A bit more progress, accelerating toward completion. Before going much further, I gave the whole thing an overspray of clear matte:
The glaziers showed up at the job site and got the stained glass installed. I shamelessly used Carstens' graphics printed on vellum paper, cut to size, then pasted in with a bit of Elmer's white glue. The process can be a bit dismaying at first, as the paper has a tendency to curl terribly when it touches the glue. However, a bit of diligence with a flat edge, along with a bit of burnishing, and everything eventually shrinks up nice and tight. I'm second-guessing whether I should have included frames of some sort, but too late for that now. Made a note in the project book.

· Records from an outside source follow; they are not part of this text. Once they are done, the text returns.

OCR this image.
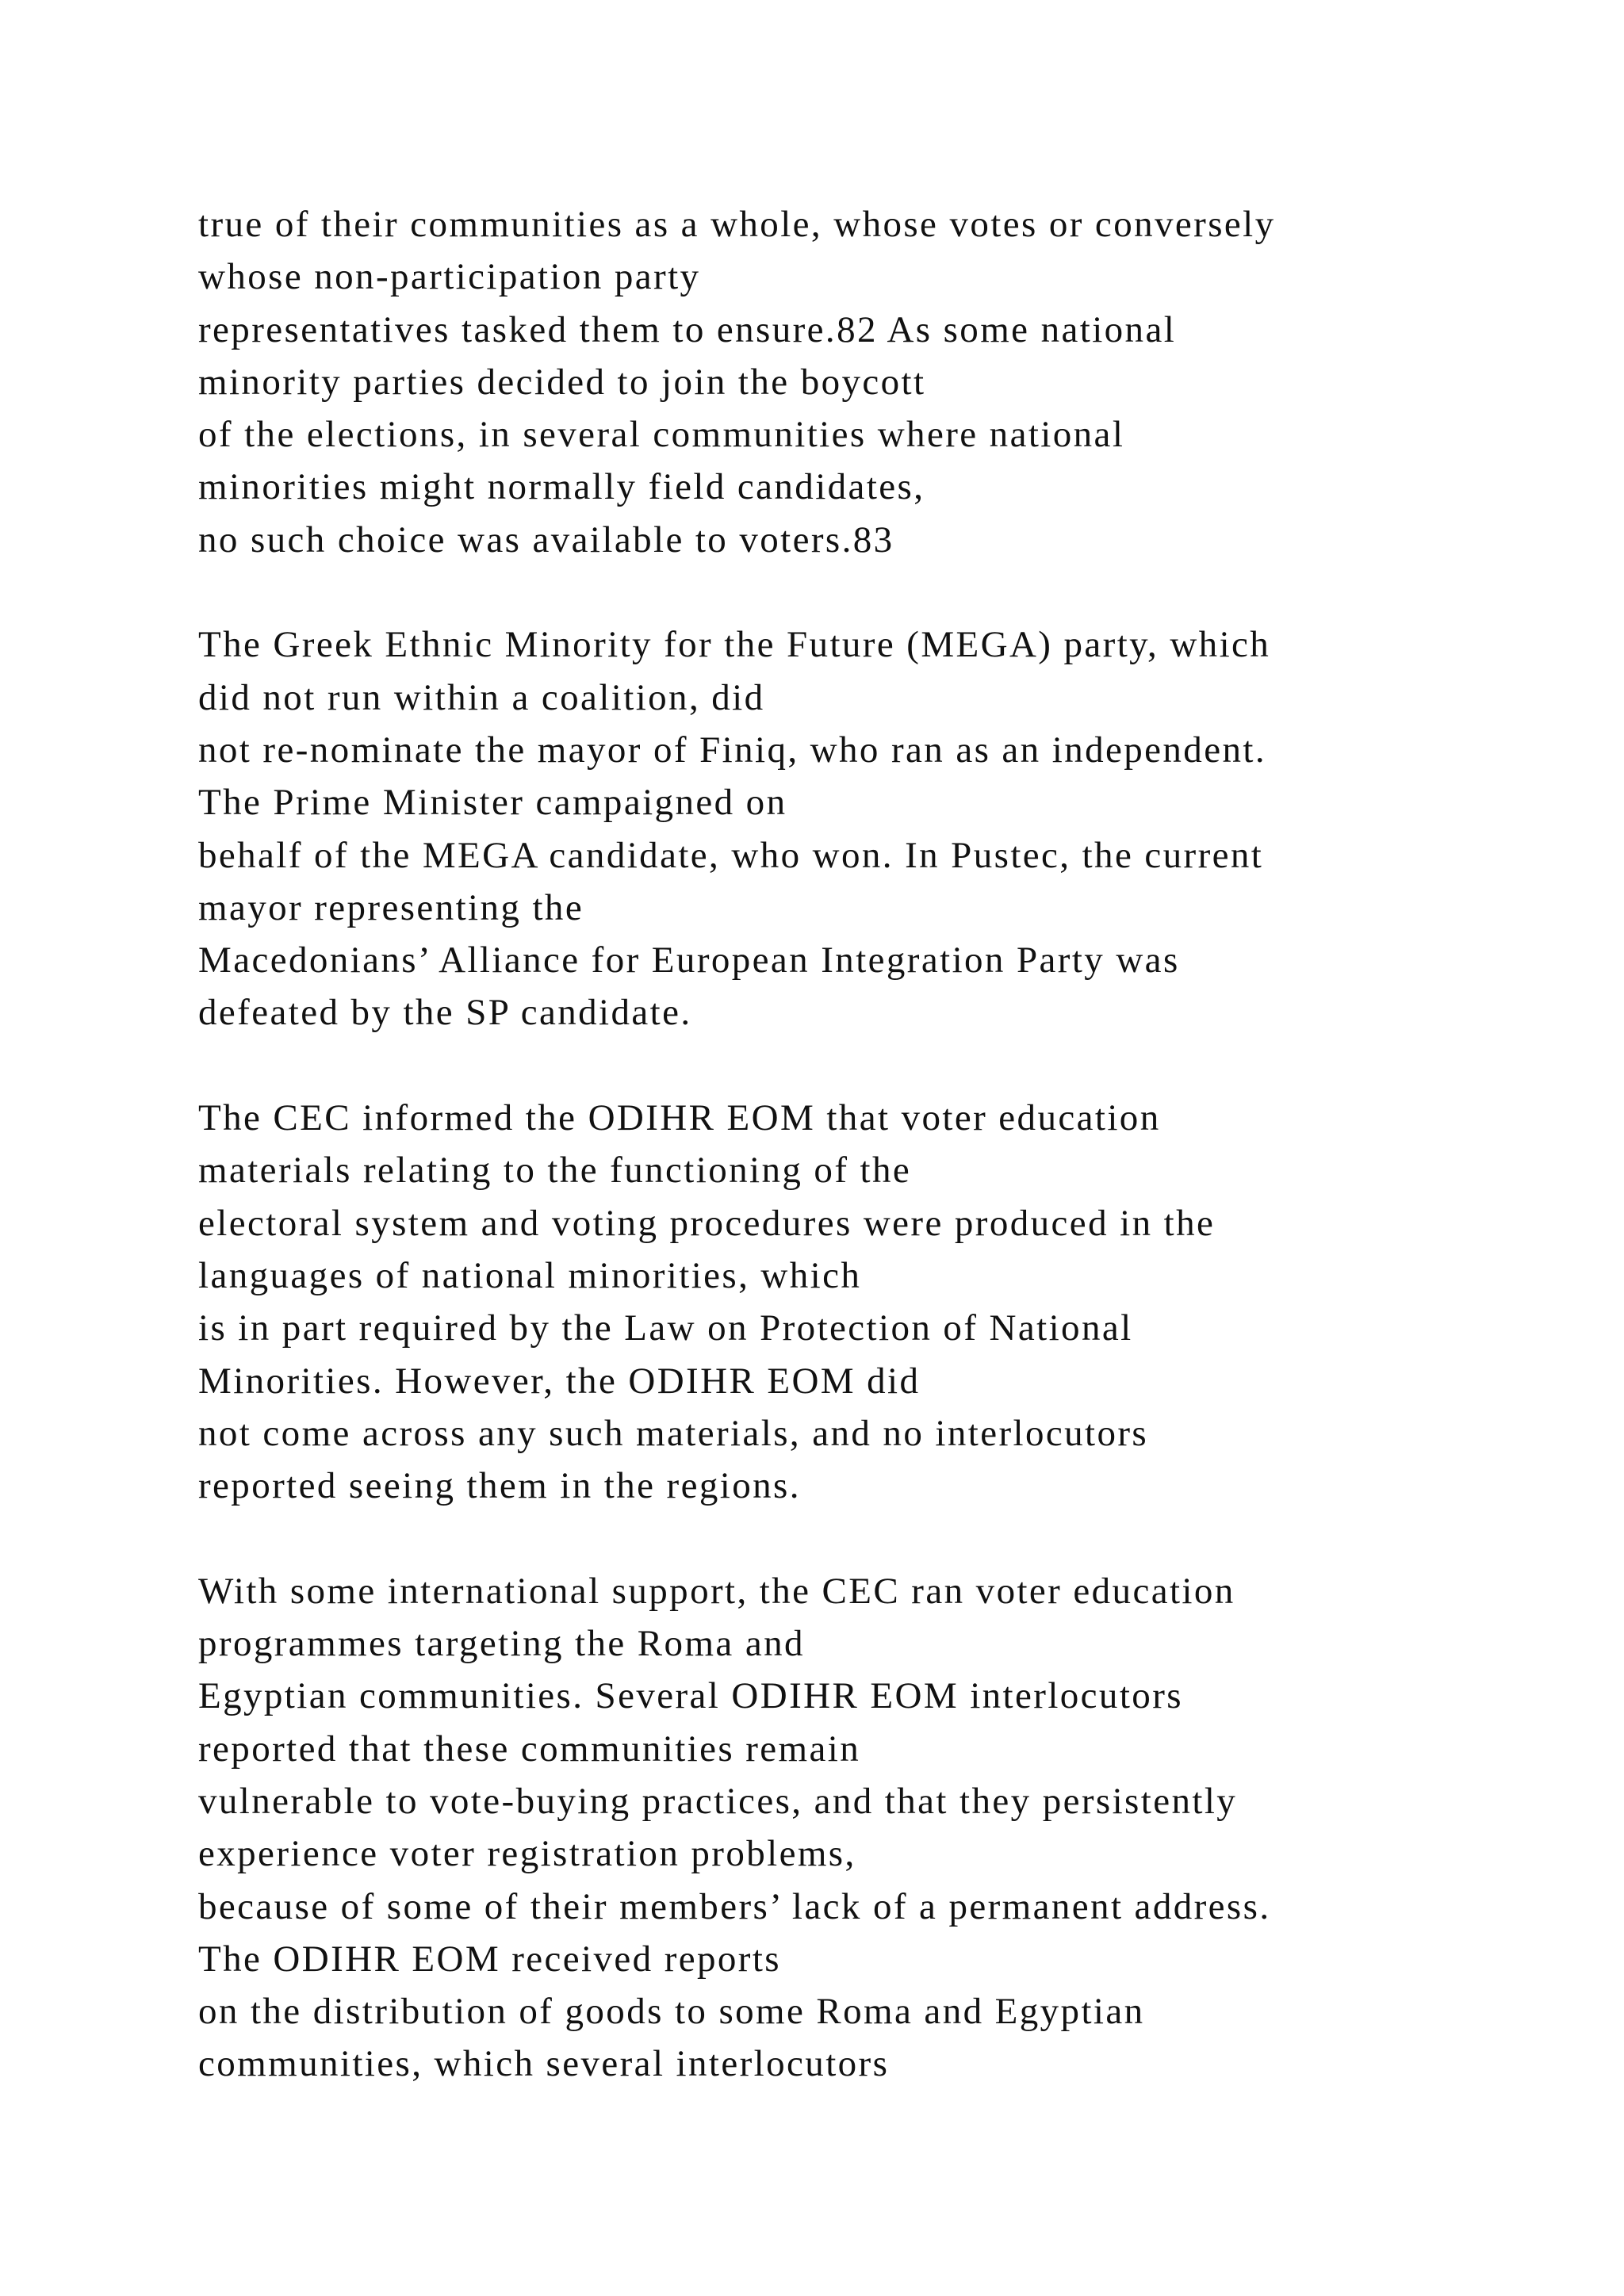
true of their communities as a whole, whose votes or conversely
whose non-participation party
representatives tasked them to ensure.82 As some national
minority parties decided to join the boycott
of the elections, in several communities where national
minorities might normally field candidates,
no such choice was available to voters.83
The Greek Ethnic Minority for the Future (MEGA) party, which
did not run within a coalition, did
not re-nominate the mayor of Finiq, who ran as an independent.
The Prime Minister campaigned on
behalf of the MEGA candidate, who won. In Pustec, the current
mayor representing the
Macedonians’ Alliance for European Integration Party was
defeated by the SP candidate.
The CEC informed the ODIHR EOM that voter education
materials relating to the functioning of the
electoral system and voting procedures were produced in the
languages of national minorities, which
is in part required by the Law on Protection of National
Minorities. However, the ODIHR EOM did
not come across any such materials, and no interlocutors
reported seeing them in the regions.
With some international support, the CEC ran voter education
programmes targeting the Roma and
Egyptian communities. Several ODIHR EOM interlocutors
reported that these communities remain
vulnerable to vote-buying practices, and that they persistently
experience voter registration problems,
because of some of their members’ lack of a permanent address.
The ODIHR EOM received reports
on the distribution of goods to some Roma and Egyptian
communities, which several interlocutors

I hated that front door's white trim, so I made a new one with a green frame using MS Paint. Looks better to me, although the door color looks a bit faint altogether. Colors generated by my HP ink-jet printer leave a lot to be desired.

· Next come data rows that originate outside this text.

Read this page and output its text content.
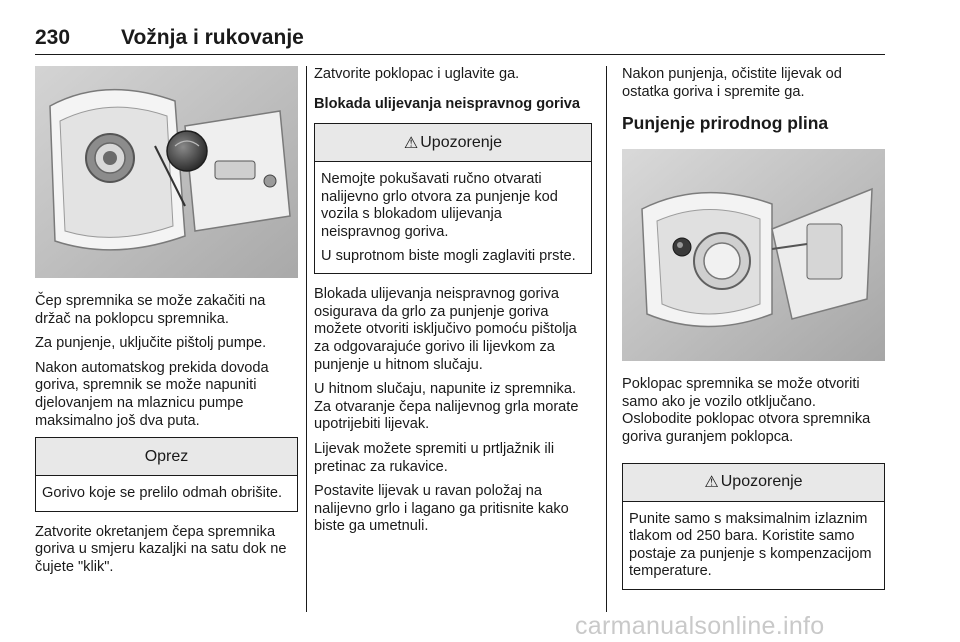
230 Vožnja i rukovanje

Čep spremnika se može zakačiti na držač na poklopcu spremnika.

Za punjenje, uključite pištolj pumpe.

Nakon automatskog prekida dovoda goriva, spremnik se može napuniti djelovanjem na mlaznicu pumpe maksimalno još dva puta.

Oprez

Gorivo koje se prelilo odmah obrišite.

Zatvorite okretanjem čepa spremnika goriva u smjeru kazaljki na satu dok ne čujete "klik".

Zatvorite poklopac i uglavite ga.

Blokada ulijevanja neispravnog goriva
⚠ Upozorenje

Nemojte pokušavati ručno otvarati nalijevno grlo otvora za punjenje kod vozila s blokadom ulijevanja neispravnog goriva.

U suprotnom biste mogli zaglaviti prste.

Blokada ulijevanja neispravnog goriva osigurava da grlo za punjenje goriva možete otvoriti isključivo pomoću pištolja za odgovarajuće gorivo ili lijevkom za punjenje u hitnom slučaju.

U hitnom slučaju, napunite iz spremnika. Za otvaranje čepa nalijevnog grla morate upotrijebiti lijevak.

Lijevak možete spremiti u prtljažnik ili pretinac za rukavice.

Postavite lijevak u ravan položaj na nalijevno grlo i lagano ga pritisnite kako biste ga umetnuli.

Nakon punjenja, očistite lijevak od ostatka goriva i spremite ga.

Punjenje prirodnog plina

Poklopac spremnika se može otvoriti samo ako je vozilo otključano. Oslobodite poklopac otvora spremnika goriva guranjem poklopca.

⚠ Upozorenje

Punite samo s maksimalnim izlaznim tlakom od 250 bara. Koristite samo postaje za punjenje s kompenzacijom temperature.

carmanualsonline.info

Started working on the base, a simple 10"x12"x1" panel fashioned from USPS corrugated. This time I bent the edges over rather than scoring them; the advantage is there's no long edge to be papered, the disadvantage being it's tough to get a nice sharp edge. I added some bracing to the underside to try to draw the edges vertical...mixed results, that. Still had to paper the corners.
Fencing will be modeled after one of the local churchyards here. I cut some heavy corrugated at 3/4-inch high, which looks a bit too low. Might recut that to twice the height...not sure yet. Cutting thick corrugated on a bevel free-hand is a challenge.